Among wealthy nations, the rate of pain pill abuse can be as much as twenty times higher than less wealthy countries. According to some experts, the CDC in Atlanta has called it is the worst epidemic in US history, and that the FDA’s efforts to curb the problem are “failing miserably.”

So, why is the FDA balking at restricting their “very broad” criteria by which physicians can prescribe these meds?

The answer is simple, according to them. It is a double-edged sword. On one hand, people develop a pain pill addiction from their use that increasingly results in death. On the other, there are those who must take the medications to have a humane existence and standard of living.

However, some are arguing that the drugs are being doled out too liberally, and that their use in long-term pain management is even ineffective.

The fear for some in Washington, though, is that rates of heroine addiction will spike as addicts try to find alternatives that are both cheaper, and more readily available.
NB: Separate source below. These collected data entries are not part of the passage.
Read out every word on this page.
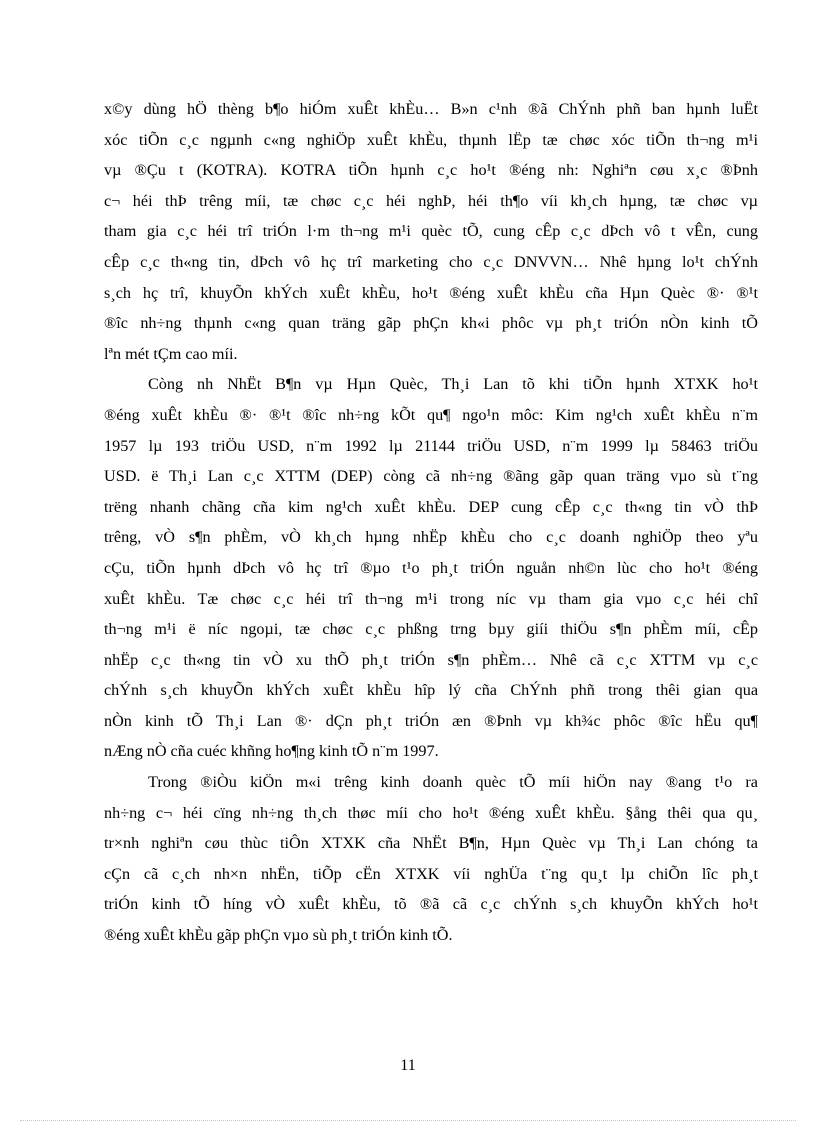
x©y dùng hÖ thèng b¶o hiÓm xuÊt khÈu… B»n c¹nh ®ã ChÝnh phñ ban hµnh luËt
xóc tiÕn c¸c ngµnh c«ng nghiÖp xuÊt khÈu, thµnh lËp tæ chøc xóc tiÕn th¬ng m¹i
vµ ®Çu t (KOTRA). KOTRA tiÕn hµnh c¸c ho¹t ®éng nh: Nghiªn cøu x¸c ®Þnh
c¬ héi thÞ trêng míi, tæ chøc c¸c héi nghÞ, héi th¶o víi kh¸ch hµng, tæ chøc vµ
tham gia c¸c héi trî triÓn l·m th¬ng m¹i quèc tÕ, cung cÊp c¸c dÞch vô t vÊn, cung
cÊp c¸c th«ng tin, dÞch vô hç trî marketing cho c¸c DNVVN… Nhê hµng lo¹t chÝnh
s¸ch hç trî, khuyÕn khÝch xuÊt khÈu, ho¹t ®éng xuÊt khÈu cña Hµn Quèc ®· ®¹t
®îc nh÷ng thµnh c«ng quan träng gãp phÇn kh«i phôc vµ ph¸t triÓn nÒn kinh tÕ
lªn mét tÇm cao míi.
Còng nh NhËt B¶n vµ Hµn Quèc, Th¸i Lan tõ khi tiÕn hµnh XTXK ho¹t
®éng xuÊt khÈu ®· ®¹t ®îc nh÷ng kÕt qu¶ ngo¹n môc: Kim ng¹ch xuÊt khÈu n¨m
1957 lµ 193 triÖu USD, n¨m 1992 lµ 21144 triÖu USD, n¨m 1999 lµ 58463 triÖu
USD. ë Th¸i Lan c¸c XTTM (DEP) còng cã nh÷ng ®ãng gãp quan träng vµo sù t¨ng
trëng nhanh chãng cña kim ng¹ch xuÊt khÈu. DEP cung cÊp c¸c th«ng tin vÒ thÞ
trêng, vÒ s¶n phÈm, vÒ kh¸ch hµng nhËp khÈu cho c¸c doanh nghiÖp theo yªu
cÇu, tiÕn hµnh dÞch vô hç trî ®µo t¹o ph¸t triÓn nguån nh©n lùc cho ho¹t ®éng
xuÊt khÈu. Tæ chøc c¸c héi trî th¬ng m¹i trong níc vµ tham gia vµo c¸c héi chî
th¬ng m¹i ë níc ngoµi, tæ chøc c¸c phßng trng bµy giíi thiÖu s¶n phÈm míi, cÊp
nhËp c¸c th«ng tin vÒ xu thÕ ph¸t triÓn s¶n phÈm… Nhê cã c¸c XTTM vµ c¸c
chÝnh s¸ch khuyÕn khÝch xuÊt khÈu hîp lý cña ChÝnh phñ trong thêi gian qua
nÒn kinh tÕ Th¸i Lan ®· dÇn ph¸t triÓn æn ®Þnh vµ kh¾c phôc ®îc hËu qu¶
nÆng nÒ cña cuéc khñng ho¶ng kinh tÕ n¨m 1997.
Trong ®iÒu kiÖn m«i trêng kinh doanh quèc tÕ míi hiÖn nay ®ang t¹o ra
nh÷ng c¬ héi cïng nh÷ng th¸ch thøc míi cho ho¹t ®éng xuÊt khÈu. §ång thêi qua qu¸
tr×nh nghiªn cøu thùc tiÔn XTXK cña NhËt B¶n, Hµn Quèc vµ Th¸i Lan chóng ta
cÇn cã c¸ch nh×n nhËn, tiÕp cËn XTXK víi nghÜa t¨ng qu¸t lµ chiÕn lîc ph¸t
triÓn kinh tÕ híng vÒ xuÊt khÈu, tõ ®ã cã c¸c chÝnh s¸ch khuyÕn khÝch ho¹t
®éng xuÊt khÈu gãp phÇn vµo sù ph¸t triÓn kinh tÕ.
11
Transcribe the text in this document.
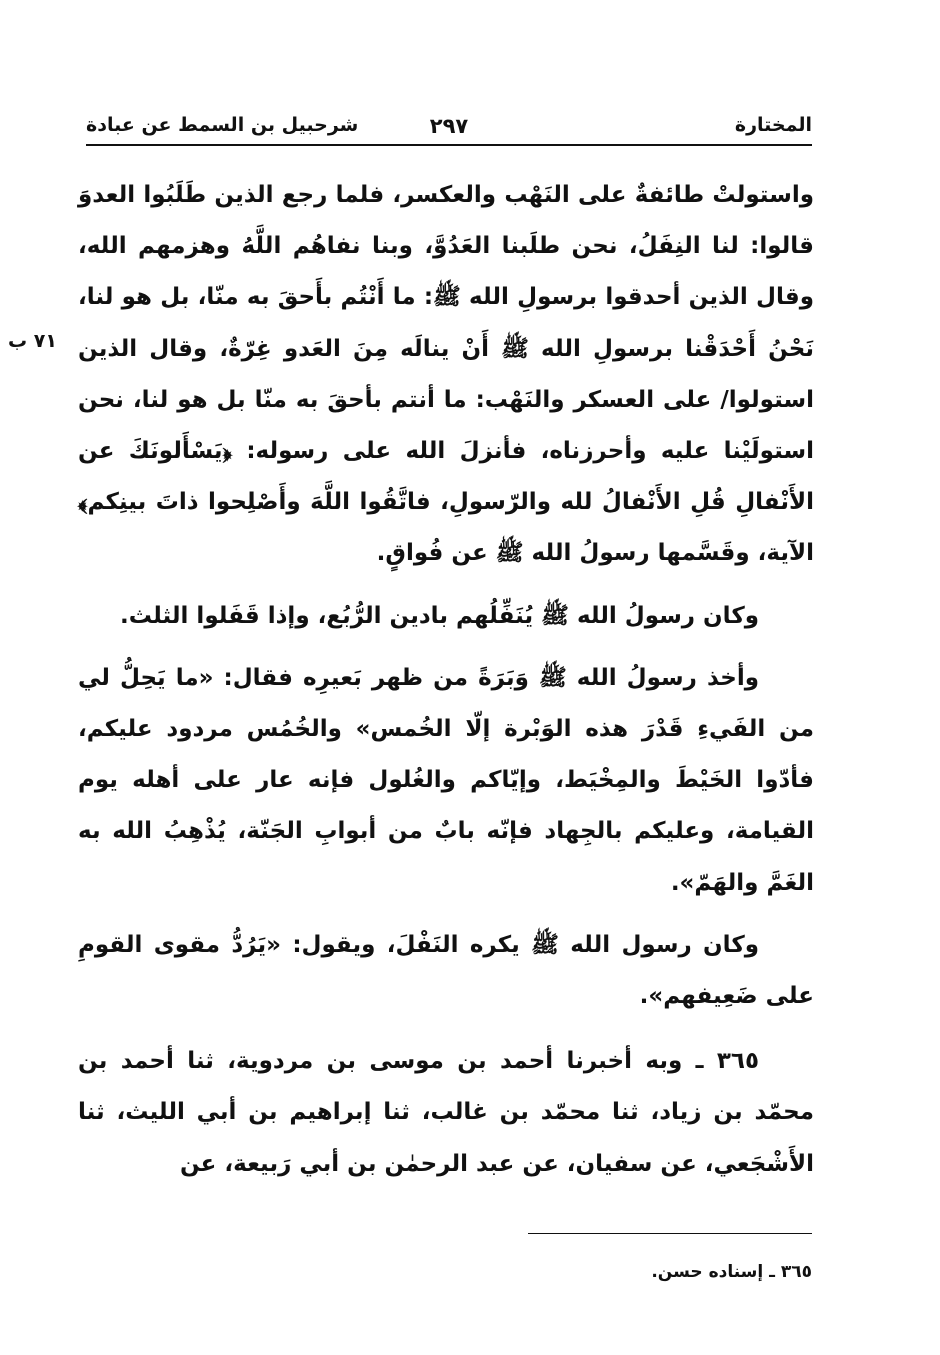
المختارة
٢٩٧
شرحبيل بن السمط عن عبادة
٧١ ب

واستولتْ طائفةٌ على النَهْب والعكسر، فلما رجع الذين طَلَبُوا العدوَ قالوا: لنا النِفَلُ، نحن طلَبنا العَدُوَّ، وبنا نفاهُم اللَّهُ وهزمهم الله، وقال الذين أحدقوا برسولِ الله ﷺ: ما أَنْتُم بأَحقَ به منّا، بل هو لنا، نَحْنُ أَحْدَقْنا برسولِ الله ﷺ أَنْ ينالَه مِنَ العَدو غِرّةٌ، وقال الذين استولوا/ على العسكر والنَهْب: ما أنتم بأحقَ به منّا بل هو لنا، نحن استولَيْنا عليه وأحرزناه، فأنزلَ الله على رسوله: ﴿يَسْأَلونَكَ عن الأَنْفالِ قُلِ الأَنْفالُ لله والرّسولِ، فاتَّقُوا اللَّهَ وأَصْلِحوا ذاتَ بينِكم﴾ الآية، وقَسَّمها رسولُ الله ﷺ عن فُواقٍ.

وكان رسولُ الله ﷺ يُنَفِّلُهم بادين الرُّبُع، وإذا قَفَلوا الثلث.

وأخذ رسولُ الله ﷺ وَبَرَةً من ظهر بَعيرِه فقال: «ما يَحِلُّ لي من الفَيءِ قَدْرَ هذه الوَبْرة إلّا الخُمس» والخُمُس مردود عليكم، فأدّوا الخَيْطَ والمِخْيَط، وإيّاكم والغُلول فإنه عار على أهله يوم القيامة، وعليكم بالجِهاد فإنّه بابٌ من أبوابِ الجَنّة، يُذْهِبُ الله به الغَمَّ والهَمّ».

وكان رسول الله ﷺ يكره النَفْلَ، ويقول: «يَرُدُّ مقوى القومِ على ضَعِيفهم».

٣٦٥ ـ وبه أخبرنا أحمد بن موسى بن مردوية، ثنا أحمد بن محمّد بن زياد، ثنا محمّد بن غالب، ثنا إبراهيم بن أبي الليث، ثنا الأَشْجَعي، عن سفيان، عن عبد الرحمٰن بن أبي رَبيعة، عن

٣٦٥ ـ إسناده حسن.
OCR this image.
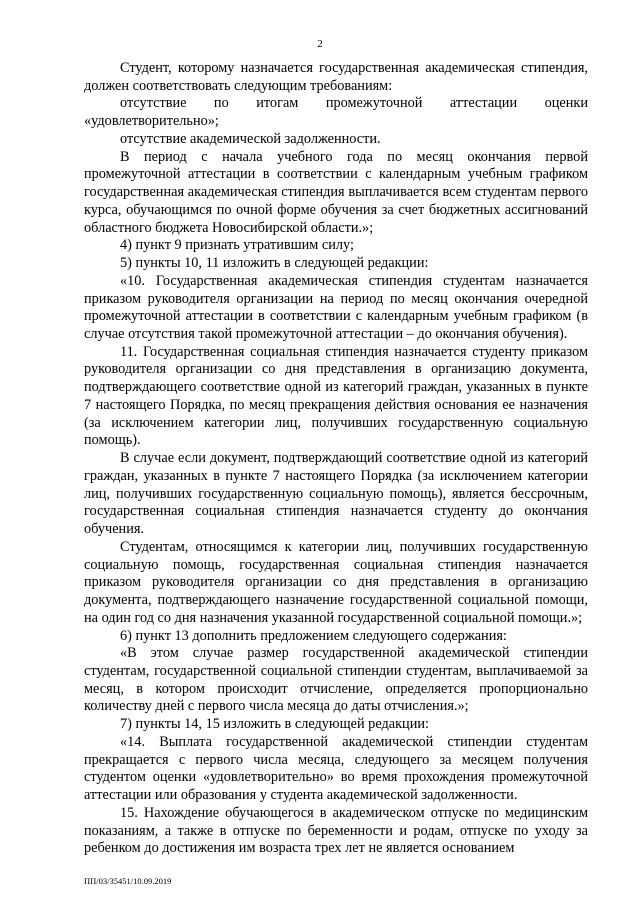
2

Студент, которому назначается государственная академическая стипендия, должен соответствовать следующим требованиям:

отсутствие по итогам промежуточной аттестации оценки «удовлетворительно»;

отсутствие академической задолженности.

В период с начала учебного года по месяц окончания первой промежуточной аттестации в соответствии с календарным учебным графиком государственная академическая стипендия выплачивается всем студентам первого курса, обучающимся по очной форме обучения за счет бюджетных ассигнований областного бюджета Новосибирской области.»;

4) пункт 9 признать утратившим силу;

5) пункты 10, 11 изложить в следующей редакции:

«10. Государственная академическая стипендия студентам назначается приказом руководителя организации на период по месяц окончания очередной промежуточной аттестации в соответствии с календарным учебным графиком (в случае отсутствия такой промежуточной аттестации – до окончания обучения).

11. Государственная социальная стипендия назначается студенту приказом руководителя организации со дня представления в организацию документа, подтверждающего соответствие одной из категорий граждан, указанных в пункте 7 настоящего Порядка, по месяц прекращения действия основания ее назначения (за исключением категории лиц, получивших государственную социальную помощь).

В случае если документ, подтверждающий соответствие одной из категорий граждан, указанных в пункте 7 настоящего Порядка (за исключением категории лиц, получивших государственную социальную помощь), является бессрочным, государственная социальная стипендия назначается студенту до окончания обучения.

Студентам, относящимся к категории лиц, получивших государственную социальную помощь, государственная социальная стипендия назначается приказом руководителя организации со дня представления в организацию документа, подтверждающего назначение государственной социальной помощи, на один год со дня назначения указанной государственной социальной помощи.»;

6) пункт 13 дополнить предложением следующего содержания:

«В этом случае размер государственной академической стипендии студентам, государственной социальной стипендии студентам, выплачиваемой за месяц, в котором происходит отчисление, определяется пропорционально количеству дней с первого числа месяца до даты отчисления.»;

7) пункты 14, 15 изложить в следующей редакции:

«14. Выплата государственной академической стипендии студентам прекращается с первого числа месяца, следующего за месяцем получения студентом оценки «удовлетворительно» во время прохождения промежуточной аттестации или образования у студента академической задолженности.

15. Нахождение обучающегося в академическом отпуске по медицинским показаниям, а также в отпуске по беременности и родам, отпуске по уходу за ребенком до достижения им возраста трех лет не является основанием

ПП/03/35451/10.09.2019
This would cause increases in crime, burden on healthcare and law enforcement, and negatively impact both the local economies and housing markets in a given district.

How bad, exactly, is the problem of over-prescribed pain pills? It is bad enough that every adult in the US could be medicated around-the-clock for a month straight, based on records from 2010. More than half of the 78,000 deaths around the world were a direct result of opiate addiction.

It is a harrowing challenge to face, and one that is not going away any time soon. However, efforts to change are being made, with some proposals going so far as to hold the drug manufacturers liable in deaths and for treating addicts hooked on their medications.

That piece of legislation, proposed in Nevada, ultimately failed, but its backers are proud that they were able to bring more attention to the issue. Nevada itself had the third-highest number of overdose deaths, and tied for second as the state with the highest number of people prescribed pain pills.

The one thing that is clear, though, is a solution needs to be found, and it must originate on both the supply-side and consumer-side of the issue.

The drug companies are starting to make moves to help the FDA and other government agencies crack down on doctors who prescribe the meds with little forethought.

Reducing the pool of candidates who can be prescribed the medications is a good first step. It prevents the problem from growing faster than it otherwise would. However, there also needs to be a solution for those who have already developed an addiction to pain meds. With addiction already being at epidemic levels, there is a large section of the population who needs assistance in treating the effects of their pain pill treatment.